Assemblée générale de l'ONU : Donald Trump va défendre "le rapport de force permanent dans les négociations"

Donald Trump prononcera un discours mardi devant l'assemblée générale des Nations unies. Selon Corentin Sellin, professeur agrégé d'Histoire et spécialiste des États-Unis, le président américain va défendre sa "méthode du rapport de force permanent dans les négociations".

Donald Trump signe un accord commercial avec le président sud-coréen Monn Jae-in, le 24 septembre 2018, à la veille de l\'ouverture de la 73e assemblée générale des Nations unies.
Donald Trump signe un accord commercial avec le président sud-coréen Monn Jae-in, le 24 septembre 2018, à la veille de l'ouverture de la 73e assemblée générale des Nations unies. (NICHOLAS KAMM / AFP)

Dans son discours devant l'assemblée générale des Nations unies, le président américain Donald Trump va défendre, mardi 25 septembre, sa "méthode du rapport de force permanent dans les négociations", a expliqué lundi 24 septembre sur franceinfo Corentin Sellin, professeur agrégé d'Histoire, spécialiste des États-Unis.

Selon lui, le chef de la Maison Blanche est dans la "recherche du rapport de force dans le bilatéral". Corentin Sellin rappelle également que cela fait "trente ans" que Donald Trump dénonce le fait que "les États-Unis servent de banque sans esprit et sans cervelle au monde entier".

franceinfo : Comment expliquer le changement d'attitude de Donald Trump depuis l'année dernière vis-à-vis notamment de la Corée du Nord, ennemie hier, amie aujourd'hui ?

Corentin Sellin : C'est un point que Donald Trump va souligner dans son discours demain.

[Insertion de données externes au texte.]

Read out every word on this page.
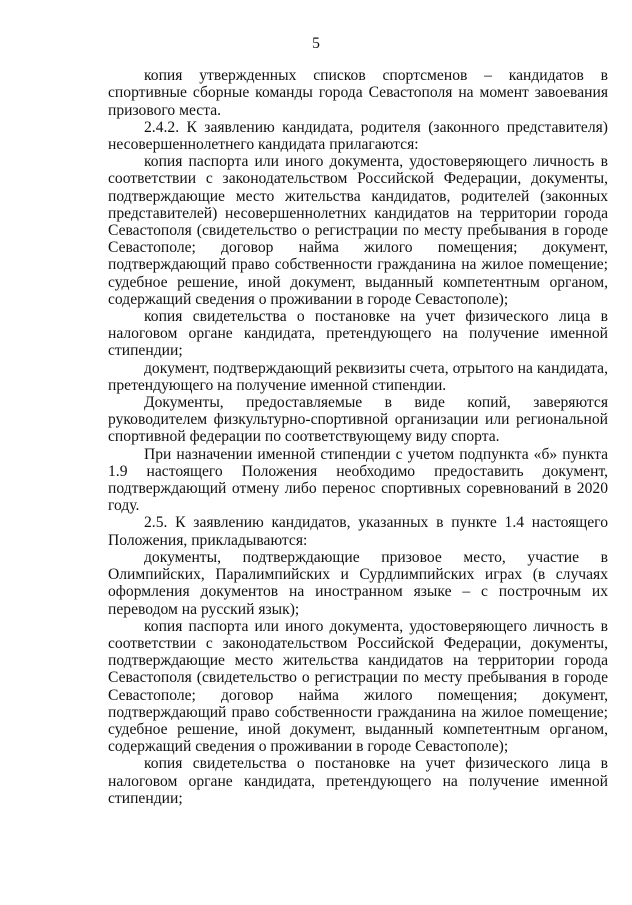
5

копия утвержденных списков спортсменов – кандидатов в спортивные сборные команды города Севастополя на момент завоевания призового места.

2.4.2. К заявлению кандидата, родителя (законного представителя) несовершеннолетнего кандидата прилагаются:

копия паспорта или иного документа, удостоверяющего личность в соответствии с законодательством Российской Федерации, документы, подтверждающие место жительства кандидатов, родителей (законных представителей) несовершеннолетних кандидатов на территории города Севастополя (свидетельство о регистрации по месту пребывания в городе Севастополе; договор найма жилого помещения; документ, подтверждающий право собственности гражданина на жилое помещение; судебное решение, иной документ, выданный компетентным органом, содержащий сведения о проживании в городе Севастополе);

копия свидетельства о постановке на учет физического лица в налоговом органе кандидата, претендующего на получение именной стипендии;

документ, подтверждающий реквизиты счета, отрытого на кандидата, претендующего на получение именной стипендии.

Документы, предоставляемые в виде копий, заверяются руководителем физкультурно-спортивной организации или региональной спортивной федерации по соответствующему виду спорта.

При назначении именной стипендии с учетом подпункта «б» пункта 1.9 настоящего Положения необходимо предоставить документ, подтверждающий отмену либо перенос спортивных соревнований в 2020 году.

2.5. К заявлению кандидатов, указанных в пункте 1.4 настоящего Положения, прикладываются:

документы, подтверждающие призовое место, участие в Олимпийских, Паралимпийских и Сурдлимпийских играх (в случаях оформления документов на иностранном языке – с построчным их переводом на русский язык);

копия паспорта или иного документа, удостоверяющего личность в соответствии с законодательством Российской Федерации, документы, подтверждающие место жительства кандидатов на территории города Севастополя (свидетельство о регистрации по месту пребывания в городе Севастополе; договор найма жилого помещения; документ, подтверждающий право собственности гражданина на жилое помещение; судебное решение, иной документ, выданный компетентным органом, содержащий сведения о проживании в городе Севастополе);

копия свидетельства о постановке на учет физического лица в налоговом органе кандидата, претендующего на получение именной стипендии;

C'est le succès de la méthode Trump. Il va vouloir l'appliquer à autre chose. "J'ai parlé fort et voyez : Kim Jong Un est quelqu'un de formidable et qui veut bien traiter avec moi". C'est le fil qu'il veut tirer autour de deux axes. D'une part la défense de cette méthode du rapport de force dans les négociations, de rapport de force permanent, de recherche du rapport de force dans le bilatéral. Et il y a par ailleurs la défense des intérêts américains et uniquement américains par rapport à des intérêts multilatéraux ou alliés. Depuis un an, l'administration Trump a multiplié les signes de mépris à l'égard des Nations unies. Aujourd'hui, il est un peu maître de cérémonie, il préside le Conseil de sécurité, il accueille les chefs d'Etat à New York. Mais sur le fond, c'est une institution qu'il déteste.

Donald Trump est dans une guerre commerciale permanente avec les autres Etats. C'est dans ses convictions les plus profondes ?

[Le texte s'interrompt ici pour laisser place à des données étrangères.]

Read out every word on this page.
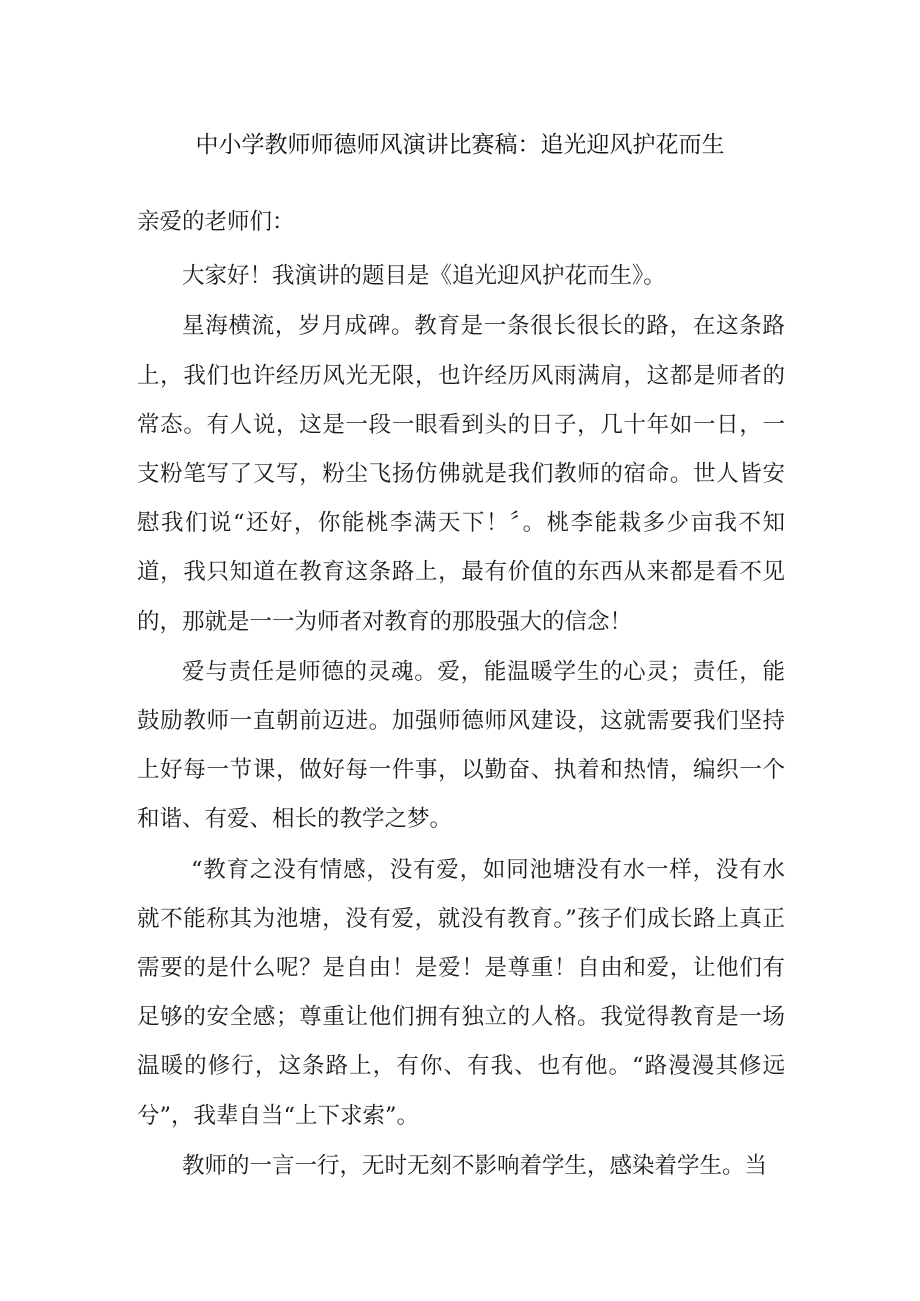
中小学教师师德师风演讲比赛稿：追光迎风护花而生

亲爱的老师们：

大家好！我演讲的题目是《追光迎风护花而生》。

星海横流，岁月成碑。教育是一条很长很长的路，在这条路上，我们也许经历风光无限，也许经历风雨满肩，这都是师者的常态。有人说，这是一段一眼看到头的日子，几十年如一日，一支粉笔写了又写，粉尘飞扬仿佛就是我们教师的宿命。世人皆安慰我们说“还好，你能桃李满天下！〞。桃李能栽多少亩我不知道，我只知道在教育这条路上，最有价值的东西从来都是看不见的，那就是一一为师者对教育的那股强大的信念！

爱与责任是师德的灵魂。爱，能温暖学生的心灵；责任，能鼓励教师一直朝前迈进。加强师德师风建设，这就需要我们坚持上好每一节课，做好每一件事，以勤奋、执着和热情，编织一个和谐、有爱、相长的教学之梦。

“教育之没有情感，没有爱，如同池塘没有水一样，没有水就不能称其为池塘，没有爱，就没有教育。”孩子们成长路上真正需要的是什么呢？是自由！是爱！是尊重！自由和爱，让他们有足够的安全感；尊重让他们拥有独立的人格。我觉得教育是一场温暖的修行，这条路上，有你、有我、也有他。“路漫漫其修远兮”，我辈自当“上下求索”。

教师的一言一行，无时无刻不影响着学生，感染着学生。当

Il ne faut jamais oublier qu'avant d'entrer en politique, la première incursion dans le champ public de Donald Trump, c'est en 1987. Il achète une page de publicité dans le New York Times où il publie une tribune dans laquelle il dénonce les excédents commerciaux que le Japon entretenait aux dépens des États-Unis. Il y a chez lui cette idée très instinctive, presque animale, que les partenaires commerciaux, grâce au libre-échange, s'enrichissent aux dépens des États-Unis, et que les États-Unis servent de banque sans esprit et sans cervelle au monde entier. Et il veut que cela cesse. Cela fait trente ans qu'il dit cela. Aujourd'hui, il est aux manettes et il applique cette doctrine-là. Aujourd'hui, le rival commercial, ce n'est plus le Japon, c'est la Chine, mais il y a cette conviction qui est ancrée chez lui.

Le premier interlocuteur, c'est le Japon, avec qui il va parler de commerce. Avec tous ces interlocuteurs, c'est la première chose qui est abordée ?

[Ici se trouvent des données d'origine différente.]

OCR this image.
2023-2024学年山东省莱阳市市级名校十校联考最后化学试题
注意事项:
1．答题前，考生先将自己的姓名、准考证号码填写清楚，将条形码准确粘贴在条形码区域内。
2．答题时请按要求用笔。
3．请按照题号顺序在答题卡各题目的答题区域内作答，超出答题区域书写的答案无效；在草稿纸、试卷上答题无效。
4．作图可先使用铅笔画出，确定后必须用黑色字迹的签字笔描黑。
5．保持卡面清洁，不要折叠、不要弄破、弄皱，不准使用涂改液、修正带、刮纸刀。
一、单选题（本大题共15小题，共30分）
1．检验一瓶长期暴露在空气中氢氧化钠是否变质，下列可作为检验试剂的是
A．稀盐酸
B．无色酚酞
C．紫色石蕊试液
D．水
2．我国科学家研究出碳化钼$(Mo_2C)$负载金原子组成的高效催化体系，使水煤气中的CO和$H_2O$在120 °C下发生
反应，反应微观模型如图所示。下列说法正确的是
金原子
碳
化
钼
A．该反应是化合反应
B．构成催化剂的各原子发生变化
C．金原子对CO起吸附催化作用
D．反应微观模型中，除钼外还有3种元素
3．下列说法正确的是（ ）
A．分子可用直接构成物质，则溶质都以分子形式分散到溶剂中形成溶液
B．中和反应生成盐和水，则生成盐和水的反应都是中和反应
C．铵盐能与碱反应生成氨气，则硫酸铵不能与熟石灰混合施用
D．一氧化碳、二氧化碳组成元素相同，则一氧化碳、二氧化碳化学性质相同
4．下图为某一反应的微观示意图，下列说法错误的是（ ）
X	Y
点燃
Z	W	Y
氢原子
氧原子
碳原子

Le Japon craint énormément le rapprochement en cours entre la Corée du Sud et la Corée du Nord et craint un désengagement militaire des États-Unis en Asie de l'Est. Donald Trump a souvent répété qu'il ne voyait pas pourquoi les États-Unis continueraient à payer aussi cher la défense du Japon qui était un partenaire commercial et stratégique adulte. Il y a chez Donald Trump cette idée, "je prends chaque interlocuteur l'un après l'autre et je lui présente ce que je pense être, ce qu'il doit aux États-Unis et ce que les États-Unis estiment devoir payer".